It’s been a while since we’ve talked to some of our Science Cheerleaders. So we’re back with our Keeping Up with the SciCheers series with the latest from our Director of Recruitment Hilary!

 

Last time we spoke, you were still working on your PhD. Congrats on graduating! Tell us again about your studies.

I graduated from Brown University with my PhD in Molecular Pharmacology and Physiology. While I was there, I became the coach for the cheer team! I also received the Joukowsky Prize for best dissertation in life sciences.

 

Wow, congrats! What did you do post-graduation?

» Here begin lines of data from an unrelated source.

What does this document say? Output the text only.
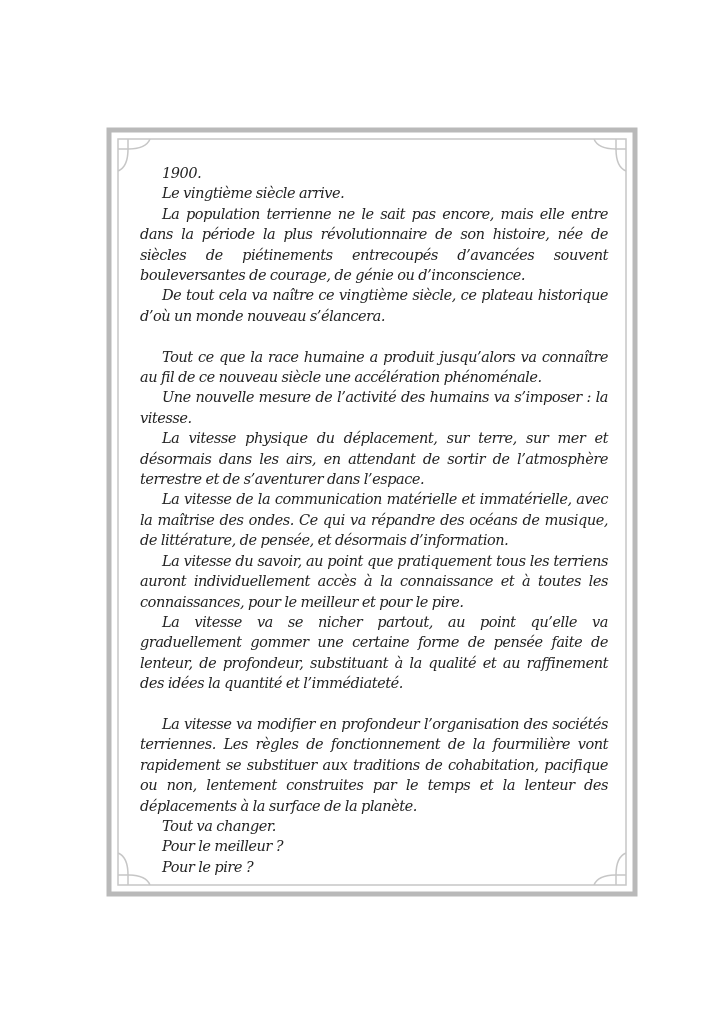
1900.

Le vingtième siècle arrive.

La population terrienne ne le sait pas encore, mais elle entre dans la période la plus révolutionnaire de son histoire, née de siècles de piétinements entrecoupés d’avancées souvent bouleversantes de courage, de génie ou d’inconscience.

De tout cela va naître ce vingtième siècle, ce plateau historique d’où un monde nouveau s’élancera.

Tout ce que la race humaine a produit jusqu’alors va connaître au fil de ce nouveau siècle une accélération phénoménale.

Une nouvelle mesure de l’activité des humains va s’imposer : la vitesse.

La vitesse physique du déplacement, sur terre, sur mer et désormais dans les airs, en attendant de sortir de l’atmosphère terrestre et de s’aventurer dans l’espace.

La vitesse de la communication matérielle et immatérielle, avec la maîtrise des ondes. Ce qui va répandre des océans de musique, de littérature, de pensée, et désormais d’information.

La vitesse du savoir, au point que pratiquement tous les terriens auront individuellement accès à la connaissance et à toutes les connaissances, pour le meilleur et pour le pire.

La vitesse va se nicher partout, au point qu’elle va graduellement gommer une certaine forme de pensée faite de lenteur, de profondeur, substituant à la qualité et au raffinement des idées la quantité et l’immédiateté.

La vitesse va modifier en profondeur l’organisation des sociétés terriennes. Les règles de fonctionnement de la fourmilière vont rapidement se substituer aux traditions de cohabitation, pacifique ou non, lentement construites par le temps et la lenteur des déplacements à la surface de la planète.

Tout va changer.

Pour le meilleur ?

Pour le pire ?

After graduation, I started working at the Dana-Farber Cancer Institute/Harvard Medical School as a postdoctoral research fellow. I was awarded a three year fellowship from the National Cancer Institute to study a particular tumor suppressor protein, and how the loss of that protein changes the needs of cells. My long-term goal is still to help cancer patients, and I’m getting closer every day!

 

How close?


Well, I joined the Kaelin Lab, where I continued to work in cancer and started studying synthetic lethality as a way to find new cancer targets. There, I was awarded an F32 fellowship from the National Cancer Institute of the National Institutes of Health (NIH) to fund my work in applying synthetic lethality to cancer target identification and validation in kidney cancer. That grant funded my research that was published on the front page of Science Signaling.

 

Can you explain synthetic lethality and how it relates to the research are you working on?

Two things are “synthetic lethal” when you can survive losing either one alone, but you can’t survive losing them both at the same time. An example would be if you’re trying to use a smartphone to look something up. If you lose wifi but you still have cell service, you can still use your smartphone. If you lose cell service but still have wifi, you can still use your smartphone. But, if you lose cell service and wifi at the same time, you won’t be able to look anything up on your phone. In this example, wifi and cell service are “synthetic lethal”.
The way we apply this to cancer is that cancer has particular mutations that normal tissue doesn’t have. We look for something (call it X) that is “synthetic lethal” with one of the mutations in cancer, and we try to inhibit it. The normal tissue should survive inhibiting X because it doesn’t have the mutations cancer does. The cancer shouldn’t survive, because it has lost the function of whatever was mutated in the first place, and then it also loses the function of X. In this way, we keep the normal tissue alive and we selectively kill the cancer tissue.

My research was centered around exploiting a mutation in the way oxygen is carried to cells and use it against cancer cells, specifically kidney cancer, as a targeted treatment. In fact, six days after publishing my research, my mentor Bill Kaelin was awarded the 2019 Nobel Prize in Physiology or Medicine along with Gregg Semenza and Peter Ratcliffe for their discovery of how the body senses and adapts to changes in oxygen.

WAIT. Did you just say Nobel Prize? As in THE Nobel Prize? Tell us more!


Yes! I was invited to present at the Nobel Forum in Sweden during the Nobel Prize proceedings. I traveled to Sweden with my husband and we attended all of the parties, I mean meetings.

After these “meetings”, you surely returned. Now what?


In January 2020 I took a position as a Senior Scientist at Tango Therapeutics, which is a small biotech company that uses synthetic lethality to identify new targets for cancer therapy (and of which my former mentor Bill Kaelin is a founder).

 

When we first met, your advice to younger women was to keep exploring. You surely haven’t stopped exploring and making new discoveries. What advice would you give now?

Try lots of different things and follow the ones that make you the most excited. If you let your passion guide you, you’ll love your work and it will drive you towards success!